Comer saw in her a fascinating character, an “ordinary” but still extraordinary person who reminded her of women she knew growing up in Liverpool. She worked tirelessly to nail Kathy’s very specific working-class Chicago accent.

But on another level, she was just a better voice for what he wanted to say.

“The ultimate truth, and a subtext of the film, is that men are really bad at sharing their emotions,” he said. “Observing this group in the hands of a male narrator, I think, would be boring.”

Nichols mostly wanted to capture this time and culture and evoke the feeling he got when he opened “The Bikeriders” many years ago.

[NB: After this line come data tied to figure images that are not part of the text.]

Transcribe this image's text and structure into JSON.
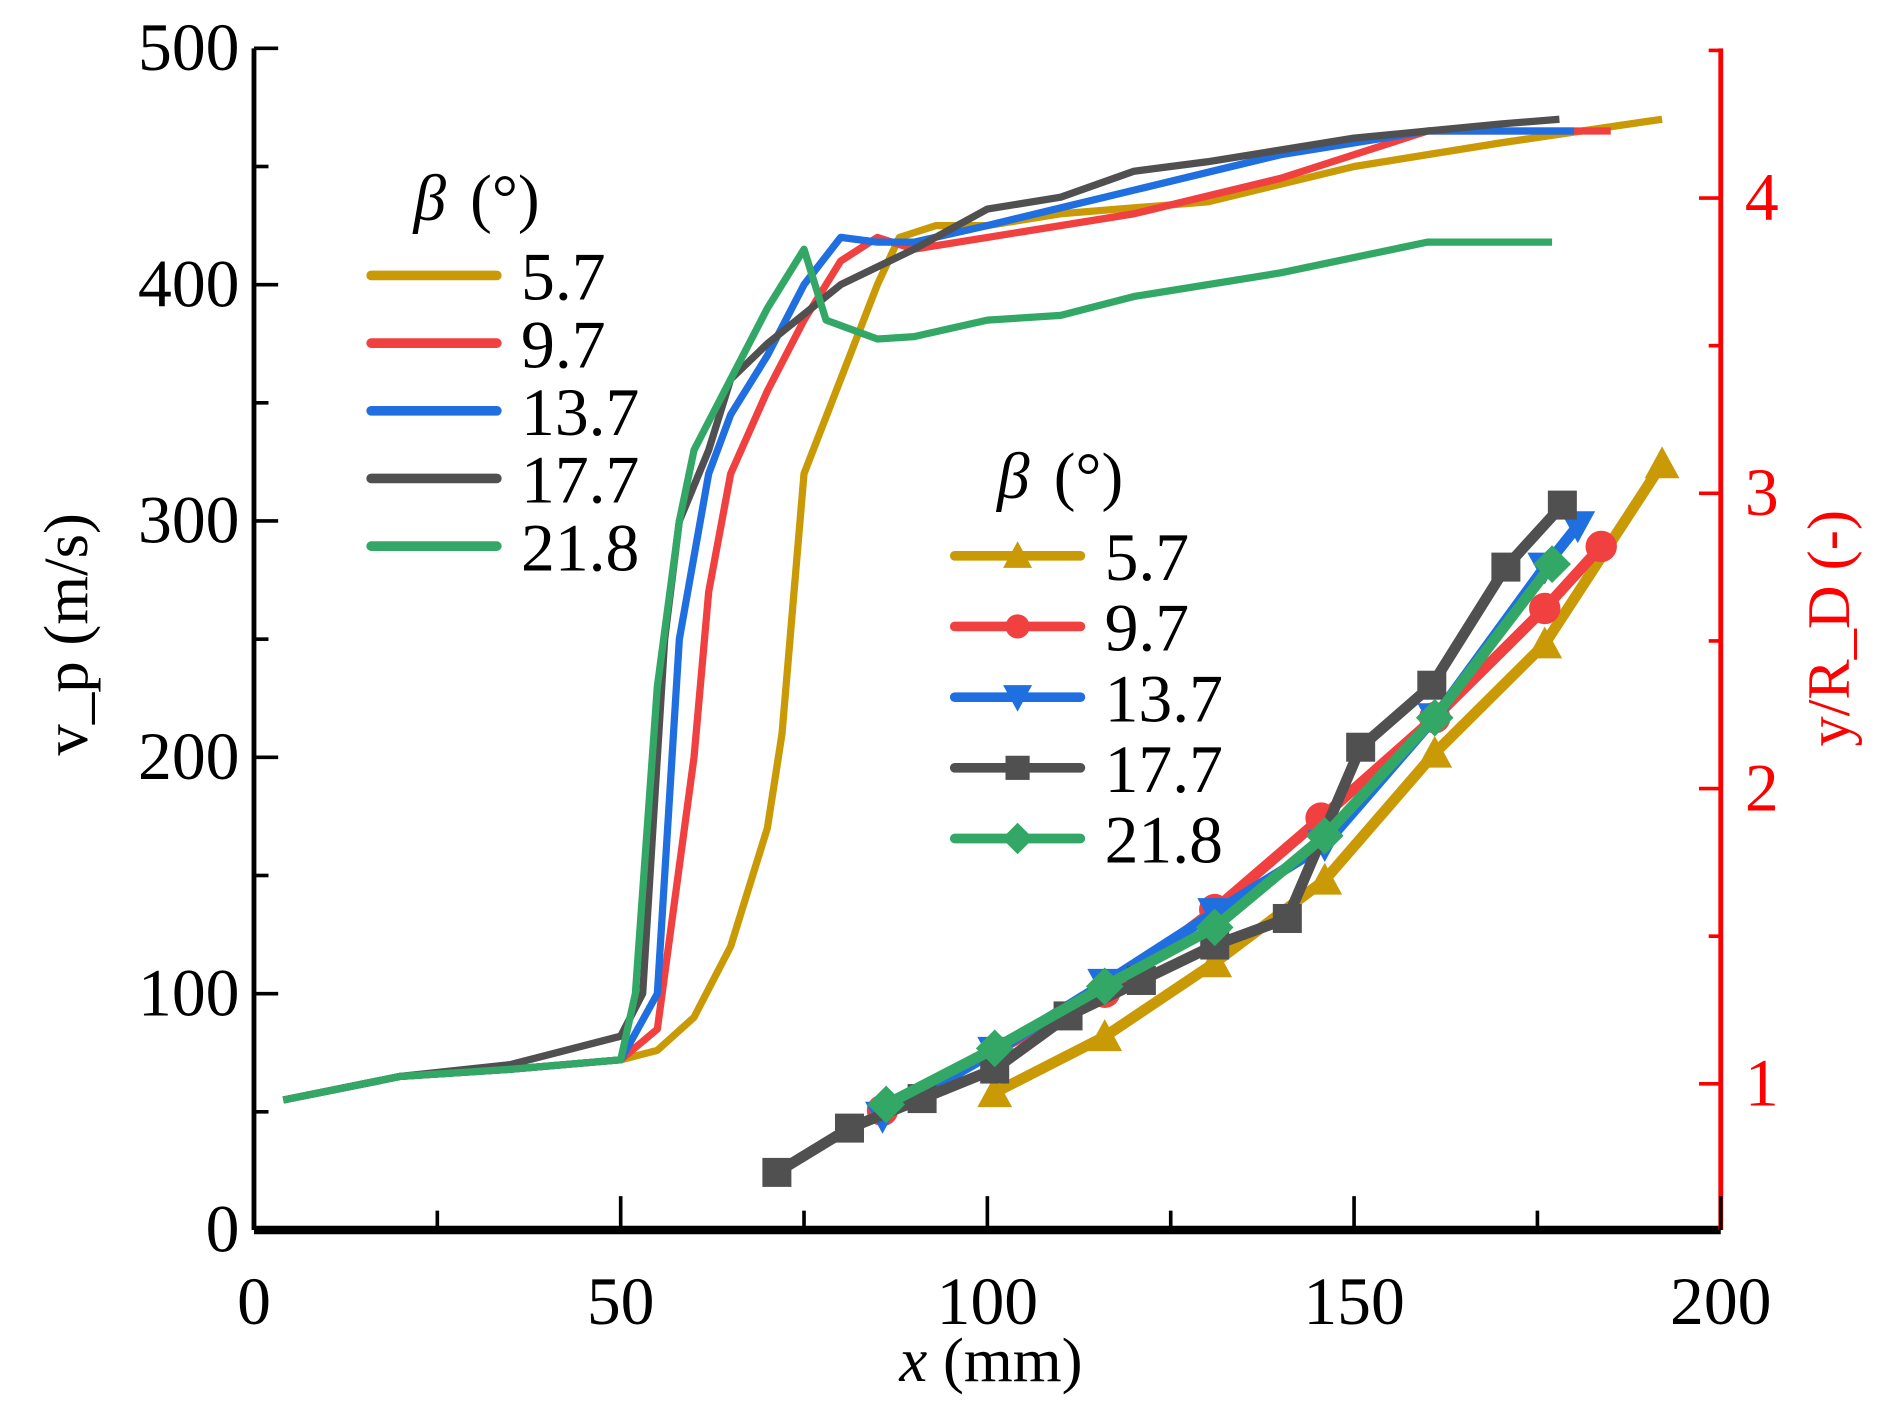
{
  "chart_data": {
    "type": "line",
    "xlabel": "x (mm)",
    "xlabel_var": "x",
    "xlabel_unit": "(mm)",
    "ylabel_left": "v_p (m/s)",
    "ylabel_left_var": "v",
    "ylabel_left_sub": "p",
    "ylabel_left_unit": "(m/s)",
    "ylabel_right": "y/R_D (-)",
    "ylabel_right_var": "y/R",
    "ylabel_right_sub": "D",
    "ylabel_right_unit": "(-)",
    "xlim": [
      0,
      200
    ],
    "ylim_left": [
      0,
      500
    ],
    "ylim_right": [
      0.505,
      4.507
    ],
    "x_ticks": [
      "0",
      "50",
      "100",
      "150",
      "200"
    ],
    "y_left_ticks": [
      "0",
      "100",
      "200",
      "300",
      "400",
      "500"
    ],
    "y_right_ticks": [
      "1",
      "2",
      "3",
      "4"
    ],
    "right_axis_color": "#ff0000",
    "legend_left": {
      "title_symbol": "β",
      "title_unit": "(°)",
      "placement": "upper-left"
    },
    "legend_right": {
      "title_symbol": "β",
      "title_unit": "(°)",
      "placement": "center"
    },
    "velocity_series": [
      {
        "name": "5.7",
        "color": "#c99a06",
        "x": [
          4,
          20,
          35,
          50,
          55,
          60,
          65,
          70,
          72,
          75,
          80,
          85,
          88,
          93,
          100,
          110,
          130,
          150,
          170,
          192
        ],
        "y": [
          55,
          65,
          68,
          72,
          76,
          90,
          120,
          170,
          210,
          320,
          360,
          400,
          420,
          425,
          425,
          430,
          435,
          450,
          460,
          470
        ]
      },
      {
        "name": "9.7",
        "color": "#f04040",
        "x": [
          4,
          20,
          35,
          50,
          55,
          60,
          62,
          65,
          70,
          75,
          80,
          85,
          90,
          100,
          120,
          140,
          160,
          185
        ],
        "y": [
          55,
          65,
          68,
          72,
          85,
          200,
          270,
          320,
          355,
          385,
          410,
          420,
          415,
          420,
          430,
          445,
          465,
          465
        ]
      },
      {
        "name": "13.7",
        "color": "#1f6fe0",
        "x": [
          4,
          20,
          35,
          50,
          55,
          58,
          62,
          65,
          70,
          75,
          80,
          85,
          90,
          100,
          120,
          140,
          160,
          180
        ],
        "y": [
          55,
          65,
          68,
          72,
          100,
          250,
          320,
          345,
          370,
          400,
          420,
          418,
          418,
          425,
          440,
          455,
          465,
          465
        ]
      },
      {
        "name": "17.7",
        "color": "#505050",
        "x": [
          4,
          20,
          35,
          50,
          53,
          56,
          58,
          62,
          65,
          70,
          80,
          90,
          100,
          110,
          120,
          130,
          150,
          170,
          178
        ],
        "y": [
          55,
          65,
          70,
          82,
          100,
          250,
          300,
          330,
          360,
          375,
          400,
          415,
          432,
          437,
          448,
          452,
          462,
          468,
          470
        ]
      },
      {
        "name": "21.8",
        "color": "#33a866",
        "x": [
          4,
          20,
          35,
          50,
          52,
          55,
          58,
          60,
          65,
          70,
          75,
          78,
          85,
          90,
          100,
          110,
          120,
          140,
          160,
          177
        ],
        "y": [
          55,
          65,
          68,
          72,
          100,
          230,
          300,
          330,
          360,
          390,
          415,
          385,
          377,
          378,
          385,
          387,
          395,
          405,
          418,
          418
        ]
      }
    ],
    "position_series": [
      {
        "name": "5.7",
        "color": "#c99a06",
        "marker": "triangle-up",
        "x": [
          101,
          116,
          131,
          146,
          161,
          176,
          192
        ],
        "y": [
          0.97,
          1.16,
          1.41,
          1.69,
          2.12,
          2.49,
          3.1
        ]
      },
      {
        "name": "9.7",
        "color": "#f04040",
        "marker": "circle",
        "x": [
          85.7,
          101,
          116,
          131,
          145.5,
          161,
          176,
          183.7
        ],
        "y": [
          0.91,
          1.11,
          1.31,
          1.59,
          1.9,
          2.24,
          2.61,
          2.82
        ]
      },
      {
        "name": "13.7",
        "color": "#1f6fe0",
        "marker": "triangle-down",
        "x": [
          85.7,
          101,
          116,
          131,
          146,
          161,
          176,
          180.5
        ],
        "y": [
          0.89,
          1.11,
          1.34,
          1.58,
          1.81,
          2.24,
          2.75,
          2.89
        ]
      },
      {
        "name": "17.7",
        "color": "#505050",
        "marker": "square",
        "x": [
          71.3,
          81.2,
          91.1,
          101,
          111,
          121,
          131,
          140.9,
          150.9,
          160.6,
          170.7,
          178.4
        ],
        "y": [
          0.7,
          0.85,
          0.95,
          1.05,
          1.23,
          1.35,
          1.47,
          1.56,
          2.14,
          2.35,
          2.75,
          2.96
        ]
      },
      {
        "name": "21.8",
        "color": "#33a866",
        "marker": "diamond",
        "x": [
          86.2,
          101,
          116,
          131,
          146,
          161,
          177
        ],
        "y": [
          0.93,
          1.12,
          1.33,
          1.53,
          1.84,
          2.24,
          2.76
        ]
      }
    ]
  }
}
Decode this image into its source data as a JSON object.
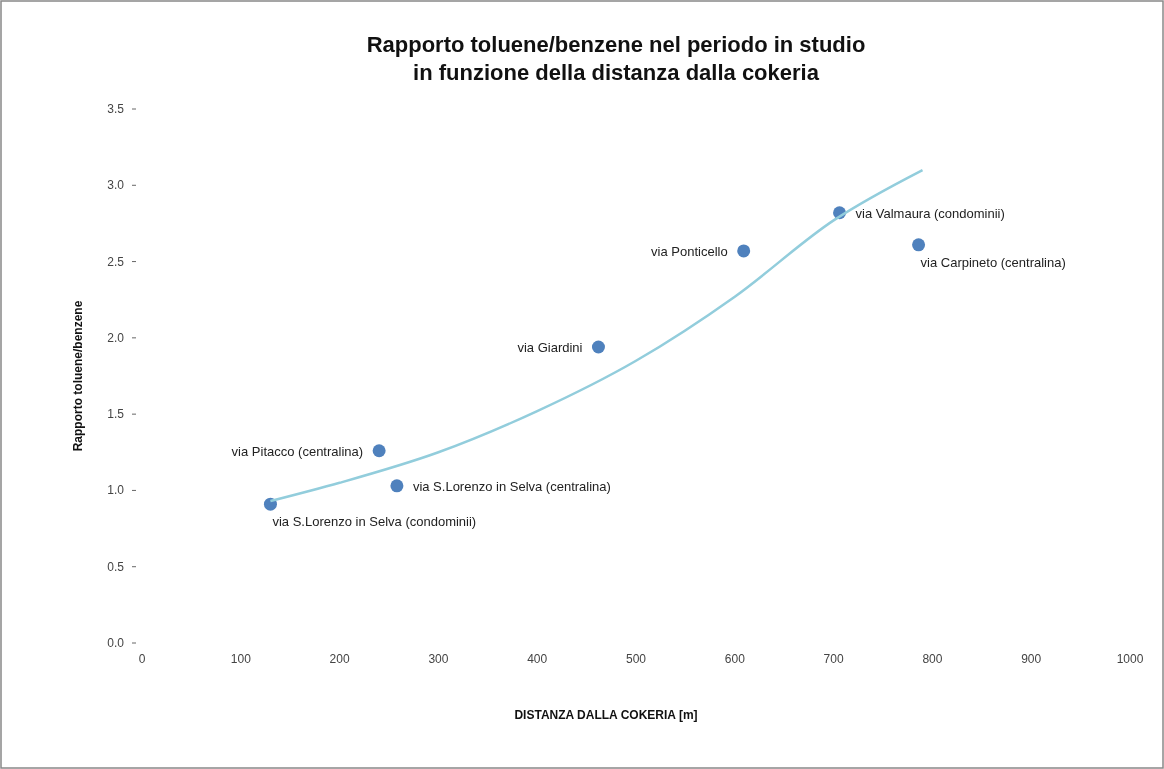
{
  "chart_data": {
    "type": "scatter",
    "title": "Rapporto toluene/benzene nel periodo in studio\nin funzione della distanza dalla cokeria",
    "xlabel": "DISTANZA DALLA COKERIA [m]",
    "ylabel": "Rapporto toluene/benzene",
    "series": [
      {
        "color": "#4f81bd",
        "x": [
          130,
          240,
          258,
          462,
          609,
          706,
          786
        ],
        "values": [
          0.91,
          1.26,
          1.03,
          1.94,
          2.57,
          2.82,
          2.61
        ],
        "marker": "circle"
      },
      {
        "type": "line",
        "color": "#92cddc",
        "x": [
          130,
          200,
          300,
          400,
          500,
          600,
          700,
          790
        ],
        "values": [
          0.93,
          1.05,
          1.25,
          1.52,
          1.85,
          2.27,
          2.77,
          3.1
        ],
        "marker": "none"
      }
    ],
    "xlim": [
      0,
      1000
    ],
    "xticks": [
      0,
      100,
      200,
      300,
      400,
      500,
      600,
      700,
      800,
      900,
      1000
    ],
    "ylim": [
      0,
      3.5
    ],
    "yticks": [
      {
        "value": 0,
        "label": "0.0"
      },
      {
        "value": 0.5,
        "label": "0.5"
      },
      {
        "value": 1,
        "label": "1.0"
      },
      {
        "value": 1.5,
        "label": "1.5"
      },
      {
        "value": 2,
        "label": "2.0"
      },
      {
        "value": 2.5,
        "label": "2.5"
      },
      {
        "value": 3,
        "label": "3.0"
      },
      {
        "value": 3.5,
        "label": "3.5"
      }
    ],
    "grid": false,
    "annotations": [
      {
        "text": "via S.Lorenzo in Selva (condominii)",
        "x": 130,
        "y": 0.91
      },
      {
        "text": "via Pitacco (centralina)",
        "x": 240,
        "y": 1.26
      },
      {
        "text": "via S.Lorenzo in Selva (centralina)",
        "x": 258,
        "y": 1.03
      },
      {
        "text": "via Giardini",
        "x": 462,
        "y": 1.94
      },
      {
        "text": "via Ponticello",
        "x": 609,
        "y": 2.57
      },
      {
        "text": "via Valmaura (condominii)",
        "x": 706,
        "y": 2.82
      },
      {
        "text": "via Carpineto (centralina)",
        "x": 786,
        "y": 2.61
      }
    ]
  }
}
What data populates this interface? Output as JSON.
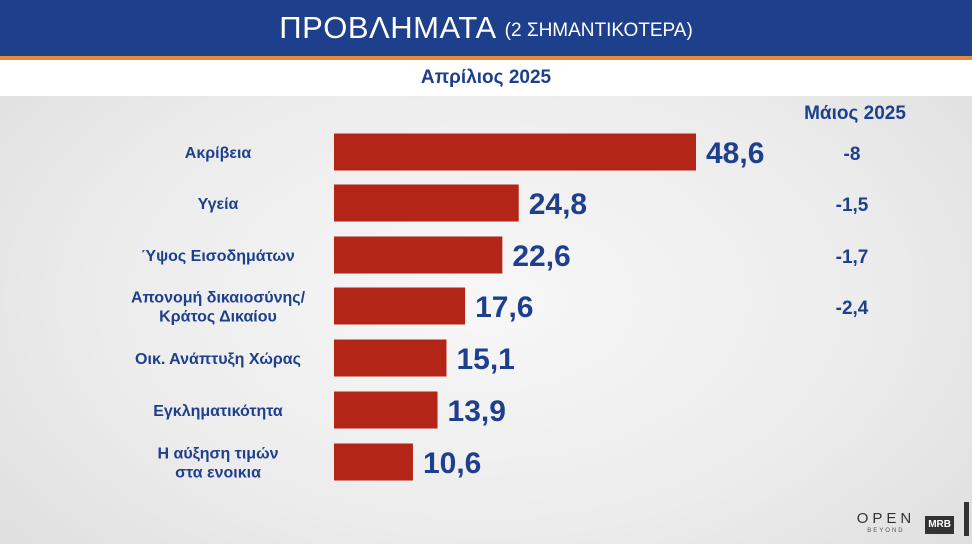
{
  "header": {
    "title": "ΠΡΟΒΛΗΜΑΤΑ",
    "subtitle": "(2 ΣΗΜΑΝΤΙΚΟΤΕΡΑ)",
    "period": "Απρίλιος 2025",
    "compare_label": "Μάιος 2025"
  },
  "logos": {
    "open": "OPEN",
    "open_sub": "BEYOND",
    "mrb": "MRB"
  },
  "colors": {
    "bar": "#b22517",
    "text": "#1d3f8c",
    "header_bg": "#1d3f8c",
    "accent": "#e8893a"
  },
  "chart_data": {
    "type": "bar",
    "orientation": "horizontal",
    "categories": [
      [
        "Ακρίβεια"
      ],
      [
        "Υγεία"
      ],
      [
        "Ύψος Εισοδημάτων"
      ],
      [
        "Απονομή δικαιοσύνης/",
        "Κράτος Δικαίου"
      ],
      [
        "Οικ. Ανάπτυξη Χώρας"
      ],
      [
        "Εγκληματικότητα"
      ],
      [
        "Η αύξηση τιμών",
        "στα ενοικια"
      ]
    ],
    "values": [
      48.6,
      24.8,
      22.6,
      17.6,
      15.1,
      13.9,
      10.6
    ],
    "value_labels": [
      "48,6",
      "24,8",
      "22,6",
      "17,6",
      "15,1",
      "13,9",
      "10,6"
    ],
    "changes": [
      "-8",
      "-1,5",
      "-1,7",
      "-2,4",
      "",
      "",
      ""
    ],
    "changes_header": "Μάιος 2025",
    "series_label": "Απρίλιος 2025"
  }
}
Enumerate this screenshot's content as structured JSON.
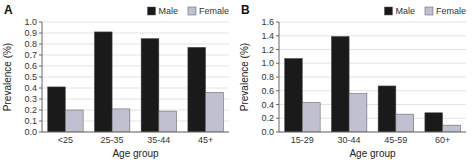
{
  "chart_data": [
    {
      "type": "bar",
      "title": "A",
      "categories": [
        "<25",
        "25-35",
        "35-44",
        "45+"
      ],
      "series": [
        {
          "name": "Male",
          "color": "#1a1a1a",
          "values": [
            0.41,
            0.91,
            0.85,
            0.77
          ]
        },
        {
          "name": "Female",
          "color": "#c0c0d0",
          "values": [
            0.2,
            0.21,
            0.19,
            0.36
          ]
        }
      ],
      "xlabel": "Age group",
      "ylabel": "Prevalence (%)",
      "ylim": [
        0.0,
        1.0
      ],
      "yticks": [
        {
          "value": 0,
          "label": "0.0"
        },
        0.1,
        0.2,
        0.3,
        0.4,
        0.5,
        0.6,
        0.7,
        0.8,
        0.9,
        {
          "value": 1,
          "label": "1.0"
        }
      ],
      "grid": true,
      "legend": "upper right"
    },
    {
      "type": "bar",
      "title": "B",
      "categories": [
        "15-29",
        "30-44",
        "45-59",
        "60+"
      ],
      "series": [
        {
          "name": "Male",
          "color": "#1a1a1a",
          "values": [
            1.07,
            1.39,
            0.67,
            0.28
          ]
        },
        {
          "name": "Female",
          "color": "#c0c0d0",
          "values": [
            0.43,
            0.56,
            0.26,
            0.1
          ]
        }
      ],
      "xlabel": "Age group",
      "ylabel": "Prevalence (%)",
      "ylim": [
        0.0,
        1.6
      ],
      "yticks": [
        {
          "value": 0,
          "label": "0.0"
        },
        0.2,
        0.4,
        0.6,
        0.8,
        {
          "value": 1,
          "label": "1.0"
        },
        1.2,
        1.4,
        1.6
      ],
      "grid": true,
      "legend": "upper right"
    }
  ]
}
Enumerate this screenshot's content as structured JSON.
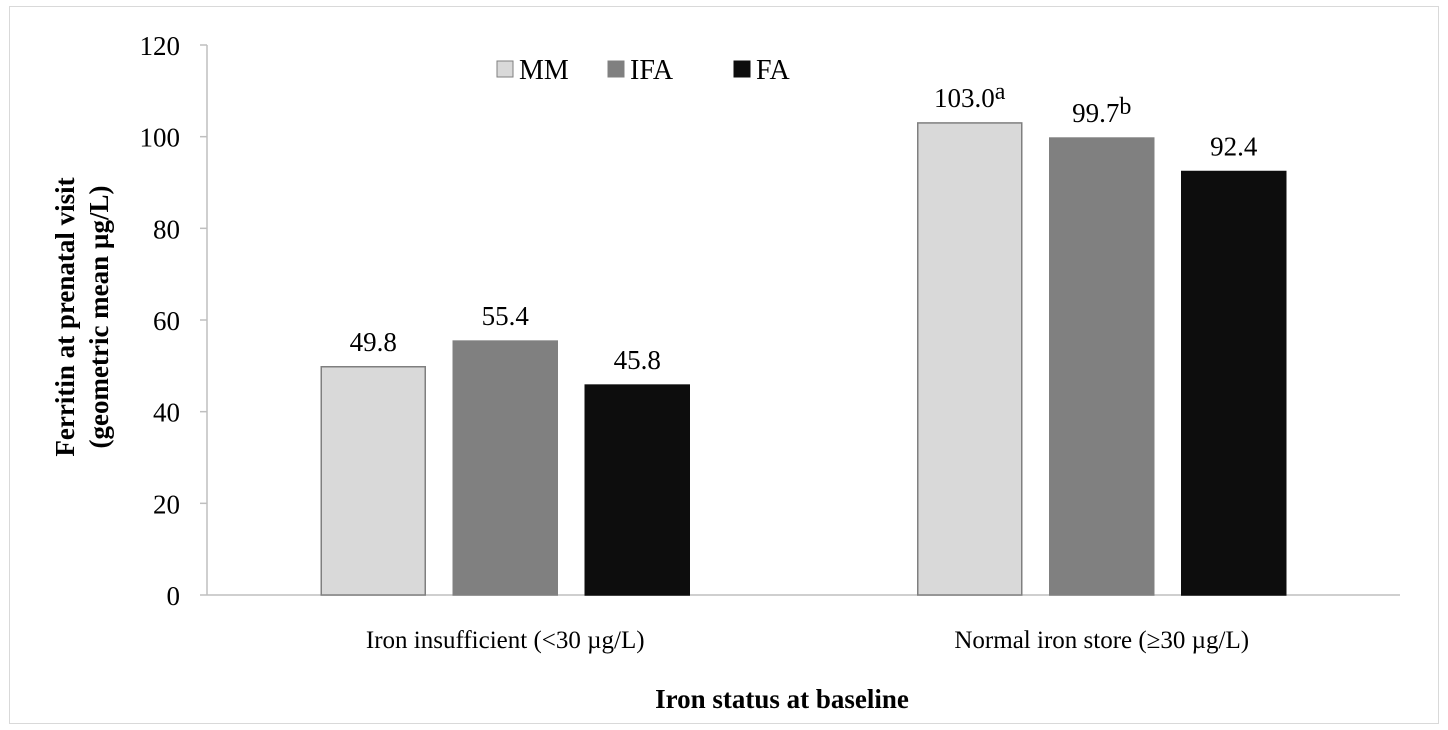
{
  "chart_data": {
    "type": "bar",
    "categories": [
      "Iron insufficient (<30 µg/L)",
      "Normal iron store (≥30 µg/L)"
    ],
    "series": [
      {
        "name": "MM",
        "values": [
          49.8,
          103.0
        ],
        "labels": [
          "49.8",
          "103.0"
        ],
        "sups": [
          "",
          "a"
        ],
        "color": "#d9d9d9",
        "stroke": "#7f7f7f"
      },
      {
        "name": "IFA",
        "values": [
          55.4,
          99.7
        ],
        "labels": [
          "55.4",
          "99.7"
        ],
        "sups": [
          "",
          "b"
        ],
        "color": "#808080",
        "stroke": "#808080"
      },
      {
        "name": "FA",
        "values": [
          45.8,
          92.4
        ],
        "labels": [
          "45.8",
          "92.4"
        ],
        "sups": [
          "",
          ""
        ],
        "color": "#0d0d0d",
        "stroke": "#0d0d0d"
      }
    ],
    "ylabel_lines": [
      "Ferritin at prenatal visit",
      "(geometric mean µg/L)"
    ],
    "xlabel": "Iron status at baseline",
    "ylim": [
      0,
      120
    ],
    "yticks": [
      0,
      20,
      40,
      60,
      80,
      100,
      120
    ],
    "grid": false,
    "legend_position": "top"
  }
}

Nichols chose to make the film in color instead of mimicking Lyon’s famous use of black-and-white photography.

“They’re beautiful, but they are romanticized,” Nichols said. “I think they become less affected when you put them in color. They become more realistic.”

Like Butler, Hardy came into the film with some motorcycle know-how. But neither would describe it as a leg up — antique bikes are a different beast.

“It just happens to be a convenience because I can ride as opposed to lying about skiing,” Hardy said.

Still, once they got it down, it could be rather exciting.

“It was exhilarating riding in a giant group,” Butler said. “You feel the energy of every motorcycle coming together.”